Konfederasyonların, bunlara bağlı sendikaların varlık sebebi nedir? Özel sektör ya da hükümetlere karşı, işçi ve memurun hakkını savunmak için kurulan oluşumlardır değil mi? Ama her sendika, her konfederasyonun varlık amacı bu değildir… Kimi sendikalara, bu sendikaların bağlı bulundukları konfederasyonlara “Sarı sendika” denir… “Sarı sendika”lar, örgütlü bir mücadele ile işçilerin hakkını savunmak için değil, diğer sendikaların örgütlü mücadelesini parçalamak için vardır. Örgütlü mücadeleyi siyasete bulaştırırlar, iktidarlara, işverenlere yakın olurlar. İşçiyi azla yetindirirler… Ayakta uyuturlar…
***
Bir de bu olayın farklı versiyonu varmış! Sağ olsun Türk-İş gibi bir konfederasyonun genel başkanı olan Ergün Atalay, bize bunu gösterdi!
Malumunuz; unutkanlığının azizliğine uğrayan Atalay, işçinin bir daha asla unutamayacağı sözleriyle herkesi şoke etti… Atalay; Aile, Çalışma ve Sosyal Hizmetler Bakanı Zehra Zümrüt Selçuk ile bir araya geldiğinde, mikrofonların kapalı olduğunu zannederek, “Uzasa işi karıştıracağız. En azından kapattım böyle” deyince ortalık karıştı! Tepkiler çığ gibi büyüdü! Sonrasında ise kendisini savunarak, “Ben işçileri utandıracak bir şey yapmadım. Beni tanıyan, bizim geçmişimizi bilenler tanır.
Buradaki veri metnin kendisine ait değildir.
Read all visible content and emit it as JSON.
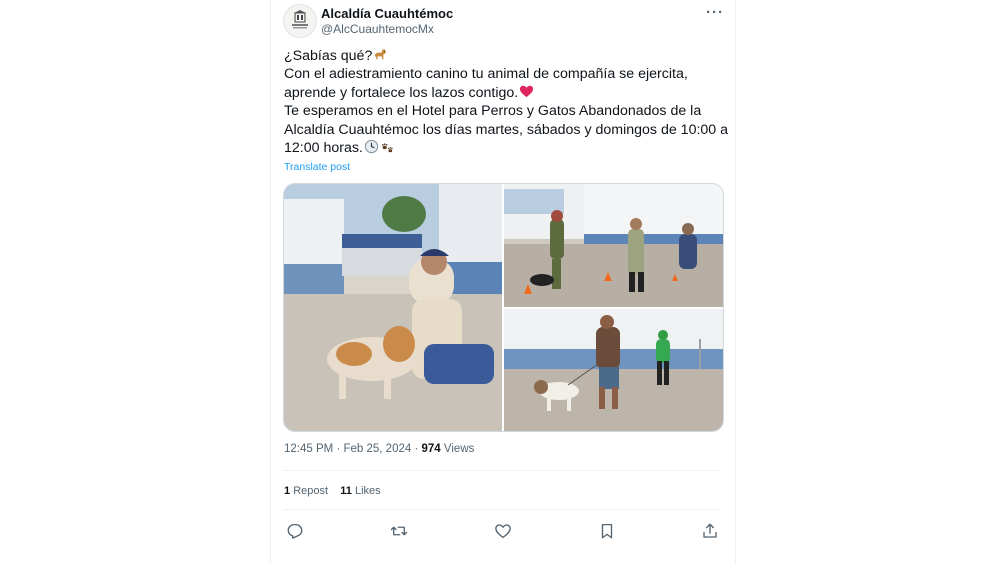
{
  "tweet": {
    "author_name": "Alcaldía Cuauhtémoc",
    "author_handle": "@AlcCuauhtemocMx",
    "avatar_icon": "city-hall-logo-icon",
    "more_icon": "more-options-icon",
    "more_label": "···",
    "text_lines": [
      "¿Sabías qué?",
      "Con el adiestramiento canino tu animal de compañía se ejercita,",
      "aprende y fortalece los lazos contigo.",
      "Te esperamos en el Hotel para Perros y Gatos Abandonados de la",
      "Alcaldía Cuauhtémoc los días martes, sábados y domingos de 10:00 a",
      "12:00 horas."
    ],
    "emojis": [
      "dog-emoji",
      "red-heart-emoji",
      "clock-emoji",
      "paw-prints-emoji"
    ],
    "translate_label": "Translate post",
    "time": "12:45 PM",
    "separator": "·",
    "date": "Feb 25, 2024",
    "views_count": "974",
    "views_label": "Views",
    "reposts_count": "1",
    "reposts_label": "Repost",
    "likes_count": "11",
    "likes_label": "Likes"
  },
  "media": [
    {
      "name": "photo-dog-training-courtyard"
    },
    {
      "name": "photo-trainers-with-dogs"
    },
    {
      "name": "photo-man-walking-dog"
    }
  ],
  "actions": [
    {
      "name": "reply-button",
      "icon": "reply-icon"
    },
    {
      "name": "repost-button",
      "icon": "repost-icon"
    },
    {
      "name": "like-button",
      "icon": "heart-icon"
    },
    {
      "name": "bookmark-button",
      "icon": "bookmark-icon"
    },
    {
      "name": "share-button",
      "icon": "share-icon"
    }
  ],
  "colors": {
    "link": "#1d9bf0",
    "secondary_text": "#536471",
    "primary_text": "#0f1419",
    "heart_emoji": "#e0245e"
  }
}
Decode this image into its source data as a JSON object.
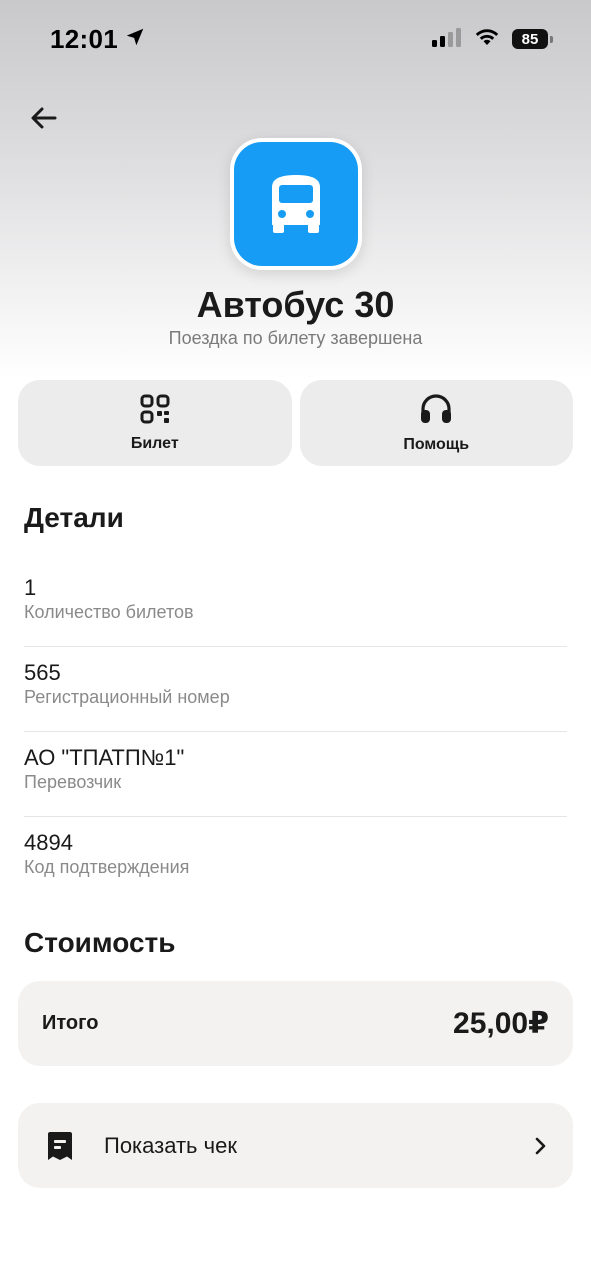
{
  "status_bar": {
    "time": "12:01",
    "battery": "85"
  },
  "header": {
    "title": "Автобус 30",
    "subtitle": "Поездка по билету завершена"
  },
  "actions": [
    {
      "label": "Билет",
      "icon": "qr-code-icon"
    },
    {
      "label": "Помощь",
      "icon": "headset-icon"
    }
  ],
  "details": {
    "title": "Детали",
    "items": [
      {
        "value": "1",
        "label": "Количество билетов"
      },
      {
        "value": "565",
        "label": "Регистрационный номер"
      },
      {
        "value": "АО \"ТПАТП№1\"",
        "label": "Перевозчик"
      },
      {
        "value": "4894",
        "label": "Код подтверждения"
      }
    ]
  },
  "cost": {
    "title": "Стоимость",
    "total_label": "Итого",
    "total_value": "25,00₽"
  },
  "receipt": {
    "label": "Показать чек"
  },
  "colors": {
    "accent": "#169cf5",
    "card_bg": "#f3f2f1",
    "action_bg": "#ececec"
  }
}
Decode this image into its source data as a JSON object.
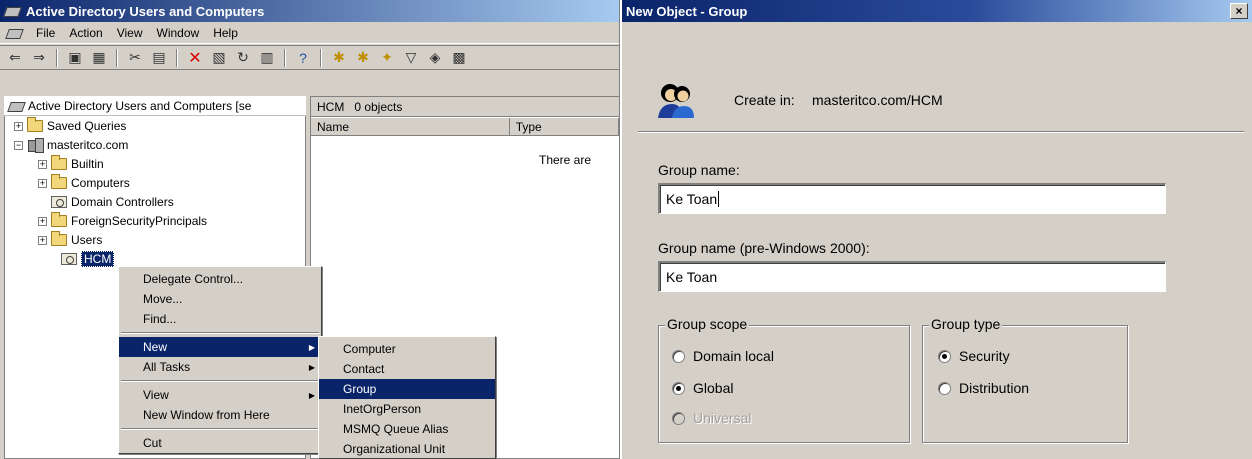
{
  "aduc": {
    "title": "Active Directory Users and Computers",
    "menu": [
      "File",
      "Action",
      "View",
      "Window",
      "Help"
    ],
    "tree_header": "Active Directory Users and Computers [se",
    "tree": {
      "saved_queries": "Saved Queries",
      "domain": "masteritco.com",
      "builtin": "Builtin",
      "computers": "Computers",
      "domain_controllers": "Domain Controllers",
      "fsp": "ForeignSecurityPrincipals",
      "users": "Users",
      "hcm": "HCM"
    },
    "right_pane": {
      "container": "HCM",
      "count": "0 objects",
      "columns": [
        "Name",
        "Type"
      ],
      "empty_text": "There are"
    }
  },
  "context_menu": {
    "items": [
      "Delegate Control...",
      "Move...",
      "Find...",
      "New",
      "All Tasks",
      "View",
      "New Window from Here",
      "Cut"
    ]
  },
  "new_submenu": {
    "items": [
      "Computer",
      "Contact",
      "Group",
      "InetOrgPerson",
      "MSMQ Queue Alias",
      "Organizational Unit"
    ]
  },
  "dialog": {
    "title": "New Object - Group",
    "close_glyph": "×",
    "create_in_label": "Create in:",
    "create_in_value": "masteritco.com/HCM",
    "group_name_label": "Group name:",
    "group_name_value": "Ke Toan",
    "pre2000_label": "Group name (pre-Windows 2000):",
    "pre2000_value": "Ke Toan",
    "scope": {
      "legend": "Group scope",
      "options": [
        "Domain local",
        "Global",
        "Universal"
      ],
      "selected": "Global"
    },
    "type": {
      "legend": "Group type",
      "options": [
        "Security",
        "Distribution"
      ],
      "selected": "Security"
    }
  }
}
Biz her zaman işçilerden yana olduk, olmaya da devam edeceğiz” ifadelerini kullandı.
Ancak tepkileri dindiremedi!
İşçinin istediği şartların altında bir sözleşmeye imza atan Atalay’ın, üstüne mikrofonu açık unutup sarf ettiği bu sözleri “Beni tanıyan, geçmişimizi bilenler bilir” şeklinde çürüteceğini sanması trajikomik! Tanıyamamışız deme ki! Yaptığı çıkışlarla “İşte cesur, işçinin hakkını savunan başkan” dediğimiz Atalay’ı tanıyamamışız!
Demek ki bu işler böyle yürüyormuş!
Kamufle olmak için bağırmak, çağırmak gerekiyormuş!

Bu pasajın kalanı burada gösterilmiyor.